Vichy obsédera-t-il toujours la conscience française ? Quels rapports la France entretiendra-t-elle alors avec de très anciennes blessures ? Saura-t-on encore que Vichy est né de la plus cruelle et de la plus totale défaite de toute l’histoire de France, que l’on ne peut l’imaginer détaché des brutales exigences de l’occupant et de la quotidienne inquisition des « collaborateurs » parisiens ?
Ces interrogations — et quelques autres — sont à l’origine de ce livre, que j’ai voulu presque testamentaire. Quarante années de travail, les témoignages écrits de milliers de lecteurs, m’ont donné le droit, et peut-être le devoir, de l’écrire.
J’ai voulu insister sur des points trop négligés et dont la connaissance permettrait un jugement moins manichéen, ce qui ne veut pas dire indulgent.

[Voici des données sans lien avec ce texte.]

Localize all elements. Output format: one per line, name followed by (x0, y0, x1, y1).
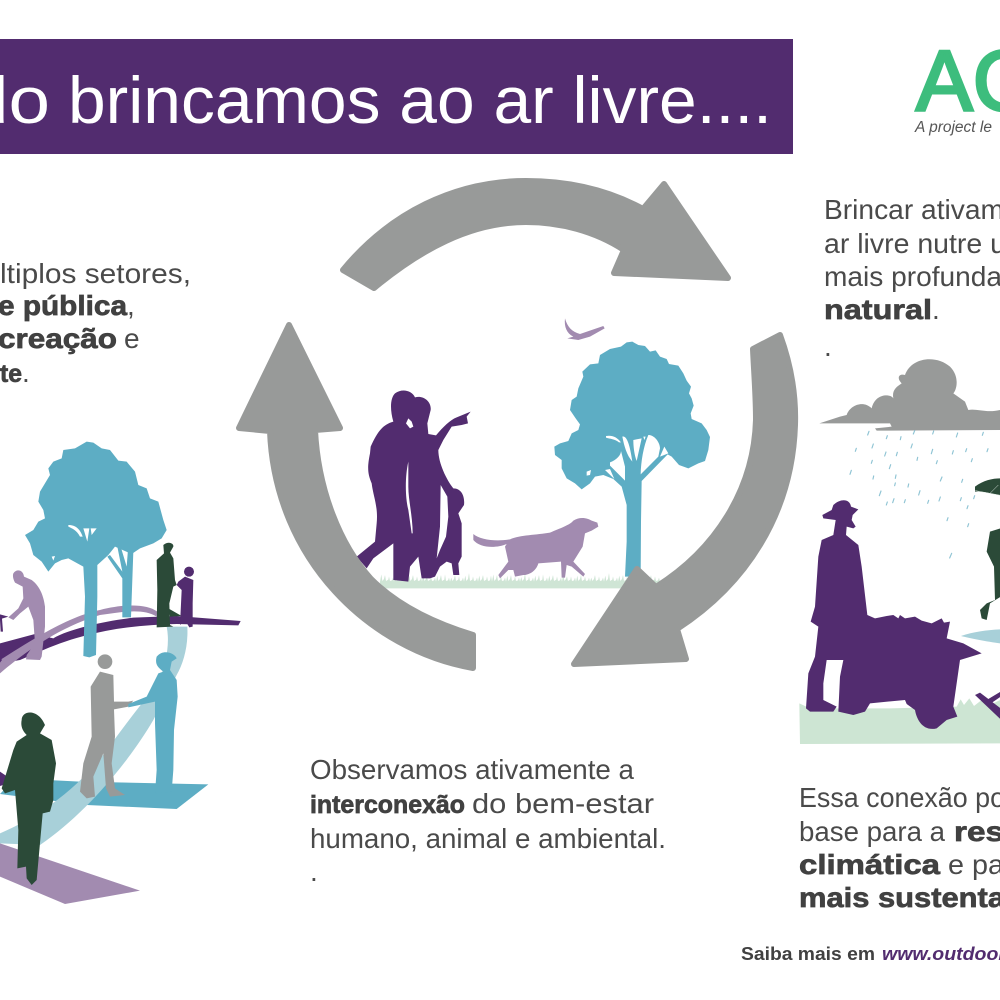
woman with wheelbarrow (806, 500, 982, 729)
text block: left sectors: ltiplos setores, (0, 258, 191, 289)
puddle (961, 629, 1000, 643)
tree (554, 342, 710, 577)
logo: A project le (914, 119, 992, 136)
scene: family, dog and tree (357, 318, 710, 588)
text block: left sectors: e pública (0, 290, 127, 321)
text block: active play: natural (824, 294, 932, 325)
chair (975, 692, 1000, 719)
scene: rain, wheelbarrow and child (799, 359, 1000, 744)
text block: left sectors: . (22, 357, 30, 388)
text block: climate resilience: base para a (799, 816, 945, 847)
dark purple ribbon (0, 616, 241, 663)
arrow: right (574, 335, 795, 664)
grass (380, 573, 660, 588)
text block: active play: ar livre nutre u (824, 228, 1000, 259)
bird (565, 318, 605, 340)
family silhouettes (357, 390, 471, 582)
jumping child (980, 528, 1000, 620)
dark green woman (0, 712, 56, 885)
text block: interconnection: . (310, 856, 318, 887)
dog (473, 518, 598, 578)
text block: active play: . (932, 294, 940, 325)
text block: left sectors: e (124, 323, 140, 354)
text block: active play: . (824, 331, 832, 362)
text block: interconnection: do bem-estar (472, 788, 654, 819)
text block: left sectors: , (127, 290, 135, 321)
teal person handshake (128, 652, 178, 793)
small tree and large tree (25, 442, 167, 657)
text block: climate resilience: res (954, 816, 1000, 847)
arrow: top (343, 181, 728, 288)
lilac ground panel (0, 843, 140, 904)
adult with child on the ribbon (157, 543, 194, 627)
cloud (819, 359, 1000, 431)
footer link: www.outdoor (882, 944, 1000, 964)
pale blue path (0, 627, 187, 845)
rain drops (850, 431, 988, 558)
lilac ribbon (0, 605, 157, 673)
text block: climate resilience: mais sustenta (799, 882, 1000, 913)
umbrella (975, 478, 1000, 495)
grass (799, 698, 1000, 744)
text block: interconnection: Observamos ativamente a (310, 754, 634, 785)
grey person handshake (80, 654, 133, 798)
arrow: left (239, 325, 473, 668)
text block: active play (824, 194, 1000, 362)
title banner: brincamos ao ar livre.... (68, 63, 772, 137)
text block: climate resilience (799, 782, 1000, 913)
stroller fragment (0, 614, 8, 663)
footer link: Saiba mais em (741, 944, 875, 964)
title banner (0, 39, 793, 154)
text block: left sectors: te (0, 360, 22, 388)
text block: interconnection: humano, animal e ambiental. (310, 823, 666, 854)
text block: left sectors (0, 258, 191, 388)
text block: active play: Brincar ativam (824, 194, 1000, 225)
text block: interconnection: interconexão (310, 791, 465, 819)
scene: community and sectors (0, 442, 241, 904)
text block: interconnection (310, 754, 666, 887)
text block: active play: mais profunda (824, 261, 1000, 292)
footer link (741, 944, 1000, 964)
bending person (8, 570, 45, 660)
teal ground panel (0, 778, 208, 809)
text block: left sectors: creação (0, 323, 117, 354)
text block: climate resilience: climática (799, 849, 940, 880)
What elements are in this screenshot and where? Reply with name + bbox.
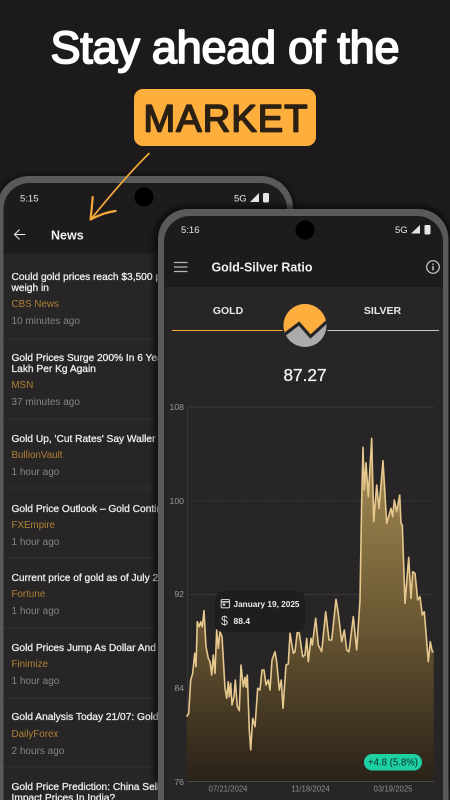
- news item 7: DailyForex: [12, 729, 58, 740]
- news item 2: Gold Prices Surge 200% In 6 Years, Could Hit 1: [12, 353, 228, 364]
- change badge: +4.8 (5.8%): [368, 758, 418, 768]
- news item 6: Gold Prices Jump As Dollar And Yields Fall: [12, 643, 205, 654]
- phone: news screen: [0, 174, 295, 800]
- news item 6: [12, 643, 156, 686]
- news item 7: 2 hours ago: [12, 746, 65, 757]
- news item 1: 10 minutes ago: [12, 316, 80, 327]
- news item 2: [12, 353, 158, 407]
- news item 1: weigh in: [10, 283, 49, 294]
- news item 2: Lakh Per Kg Again: [12, 364, 96, 375]
- icon: info: [427, 261, 439, 273]
- news item 5: Current price of gold as of July 21, 2025: [12, 573, 192, 584]
- news item 8: [12, 782, 158, 800]
- status bar: ratio: 5G: [395, 225, 408, 236]
- title: Stay ahead of the: [50, 22, 400, 73]
- news item 4: Gold Price Outlook – Gold Continues to Rise: [12, 504, 213, 515]
- news item 5: Fortune: [12, 589, 46, 600]
- x axis labels: 07/21/2024: [208, 785, 248, 794]
- icon: dollar: $: [221, 614, 228, 628]
- y axis labels: 76: [174, 777, 184, 787]
- status bar: news: 5:15: [20, 194, 38, 204]
- status bar: ratio: 5:16: [181, 225, 200, 236]
- news item 2: 37 minutes ago: [12, 397, 80, 408]
- news item 7: Gold Analysis Today 21/07: Gold Rises Again: [12, 712, 215, 723]
- news item 3: 1 hour ago: [12, 467, 60, 478]
- news item 6: 1 hour ago: [12, 676, 60, 687]
- phone frame: ratio: [158, 209, 448, 800]
- news item 1: [11, 272, 158, 326]
- change badge: [364, 754, 422, 770]
- y axis labels: [170, 402, 184, 787]
- ratio value: 87.27: [284, 365, 326, 385]
- news item 4: 1 hour ago: [12, 537, 60, 548]
- tooltip: [215, 591, 305, 632]
- line chart: [170, 402, 434, 794]
- news item 6: Finimize: [12, 659, 49, 670]
- tooltip: January 19, 2025: [234, 599, 300, 609]
- news header: [14, 229, 84, 240]
- y axis labels: 100: [170, 496, 184, 506]
- news item 1: Could gold prices reach $3,500 per ounce? Experts: [12, 272, 244, 283]
- badge: MARKET: MARKET: [144, 98, 308, 140]
- news item 5: 1 hour ago: [12, 606, 60, 617]
- icon: menu: [174, 262, 188, 272]
- area fill: [187, 438, 434, 781]
- news item 4: FXEmpire: [12, 520, 56, 531]
- ratio screen: [164, 216, 443, 800]
- news item 3: [12, 434, 156, 477]
- news item 5: [12, 573, 158, 616]
- news screen: [0, 183, 287, 800]
- ratio header: [174, 261, 439, 275]
- news item 7: [12, 712, 158, 756]
- phone frame: news: [0, 176, 293, 800]
- y axis labels: 108: [170, 402, 184, 412]
- x axis labels: 11/18/2024: [291, 785, 330, 794]
- price line: [187, 438, 434, 750]
- arrow: [90, 154, 149, 220]
- news item 8: Gold Price Prediction: China Sells Gold, Will It: [12, 782, 219, 793]
- news item 3: BullionVault: [12, 450, 63, 461]
- news item 1: CBS News: [12, 299, 59, 310]
- news header: News: [51, 228, 84, 242]
- tabs: SILVER: [364, 305, 401, 317]
- status bar: ratio: [181, 220, 430, 240]
- ratio header: Gold-Silver Ratio: [212, 261, 313, 275]
- badge: MARKET: [134, 89, 316, 146]
- news item 2: MSN: [12, 380, 33, 391]
- y axis labels: 84: [174, 683, 184, 693]
- y axis labels: 92: [174, 589, 184, 599]
- icon: calendar: [221, 600, 230, 608]
- news item 3: Gold Up, 'Cut Rates' Say Waller and Trump: [12, 434, 207, 445]
- x axis labels: [208, 786, 412, 792]
- x axis labels: 03/19/2025: [373, 785, 413, 794]
- logo: gold and silver: [282, 304, 328, 347]
- tabs: GOLD: [213, 305, 244, 317]
- status bar: news: [20, 188, 269, 206]
- phone: gold-silver ratio: [153, 205, 450, 800]
- news item 4: [12, 504, 158, 547]
- tabs: [172, 305, 439, 330]
- status bar: news: 5G: [234, 194, 247, 204]
- tooltip: 88.4: [234, 616, 250, 626]
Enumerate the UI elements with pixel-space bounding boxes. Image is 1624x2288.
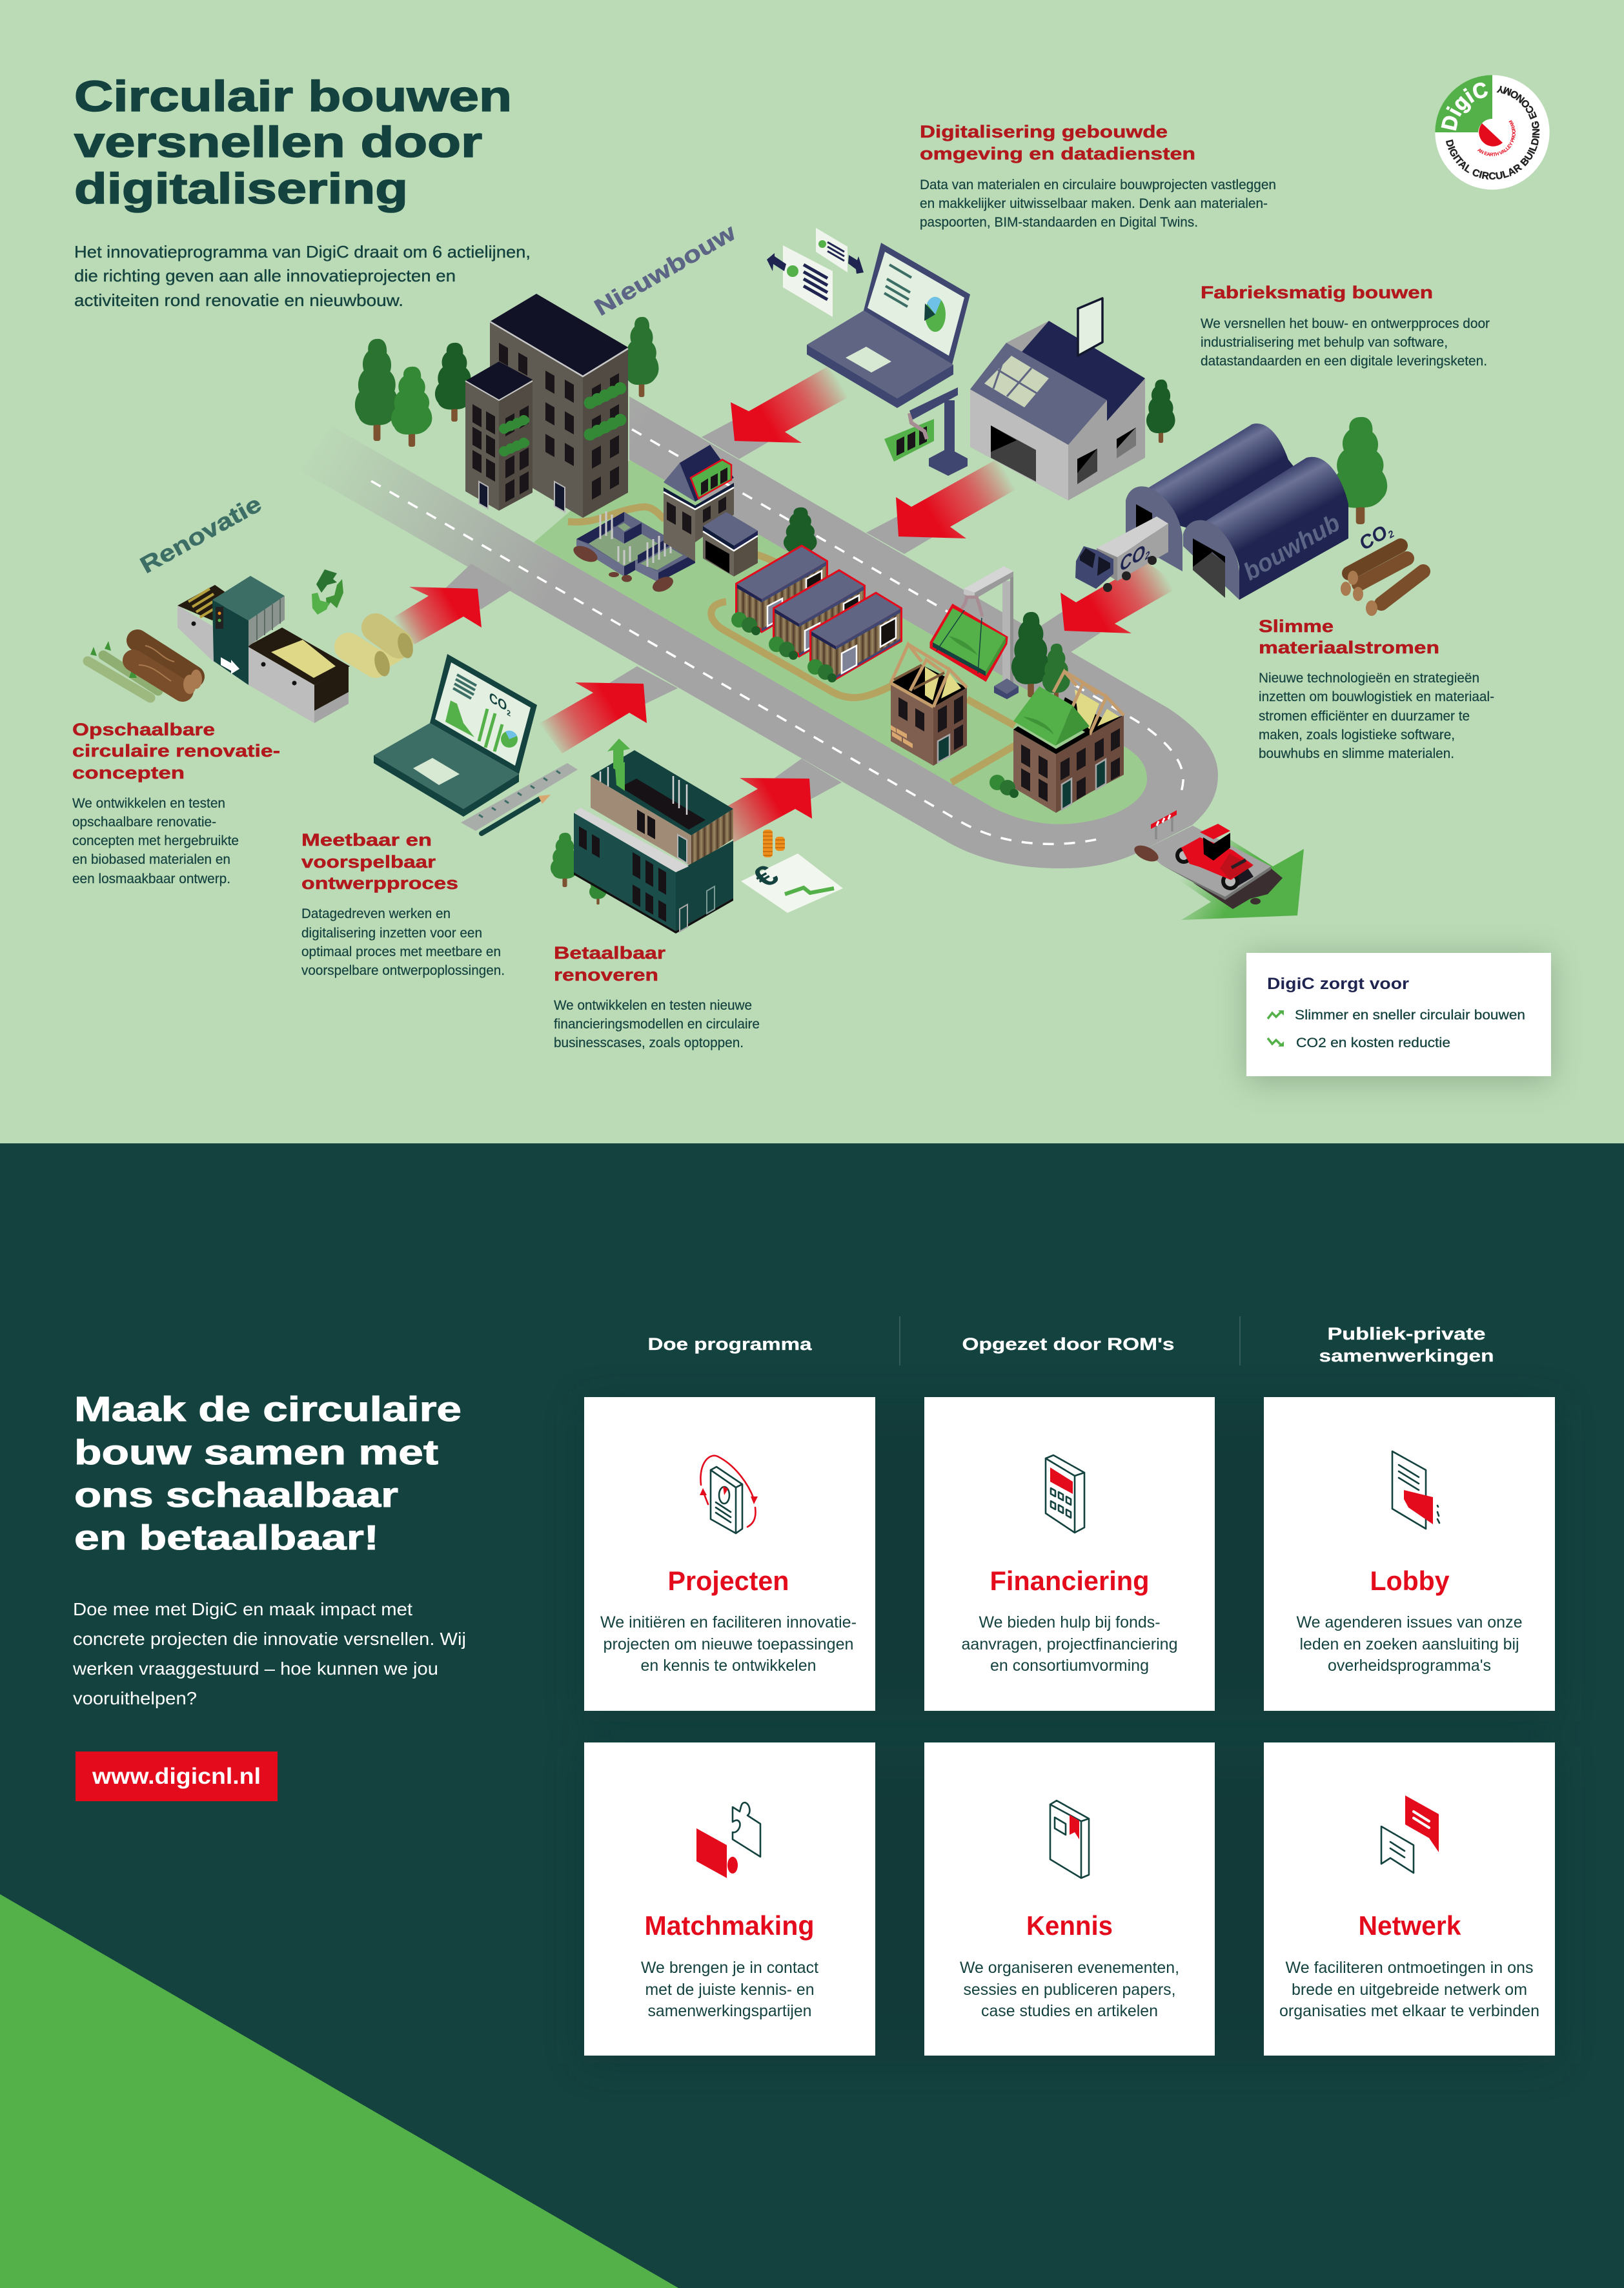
action line: Meetbaar en voorspelbaar ontwerpproces: voorspelbaar	[301, 852, 436, 872]
road roller on new road slab	[1132, 824, 1283, 909]
red arrow: affordable renovation	[728, 778, 812, 843]
map: side streets	[445, 421, 1101, 799]
house with green dormer	[664, 445, 758, 577]
action line: Digitalisering gebouwde omgeving en datadiensten	[920, 122, 1276, 230]
card: Matchmaking: samenwerkingspartijen	[648, 2002, 812, 2020]
map: lawn inside road loop	[534, 455, 1149, 835]
card: Lobby	[1264, 1397, 1555, 1711]
action line: Slimme materiaalstromen: Slimme	[1259, 617, 1334, 636]
red arrow: smart material flows	[1061, 562, 1181, 633]
logs with CO2 label: 2	[1386, 528, 1397, 541]
action line: Slimme materiaalstromen: inzetten om bouwlogistiek en materiaal-	[1259, 689, 1494, 704]
action line: Fabrieksmatig bouwen: Fabrieksmatig bouwen	[1201, 283, 1433, 302]
text: call to action: werken vraaggestuurd – hoe kunnen we jou	[72, 1659, 438, 1679]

Car sur Vichy, je tiens pour valable ce que Germaine de Staël, se souvenant de la Terreur, écrivait en 1810 : « Se permettre de mauvais moyens pour un but que l’on croit bon, c’est une maxime de conduite singulièrement vicieuse dans son principe... » Je sais d’autant mieux ce que l’on peut reprocher à Vichy — les compromissions, les complicités, les initiatives — que je conserve, avec les photos de mes enfants, la photo de Régine Adjelson, petite juive de huit ans, déportée vers Auschwitz dans le convoi du 17 août 1942...
En finir avec Vichy... En finira-t-on jamais ? Mais comprendre les évolutions des sentiments, dissiper les confusions, se protéger des télescopages des dates et des événements (1940 n’est pas 1941, qui n’est pas 1942...), faire œuvre d’explication pour réparer les « oublis de la mémoire » - telle est l’ambition de ce livre.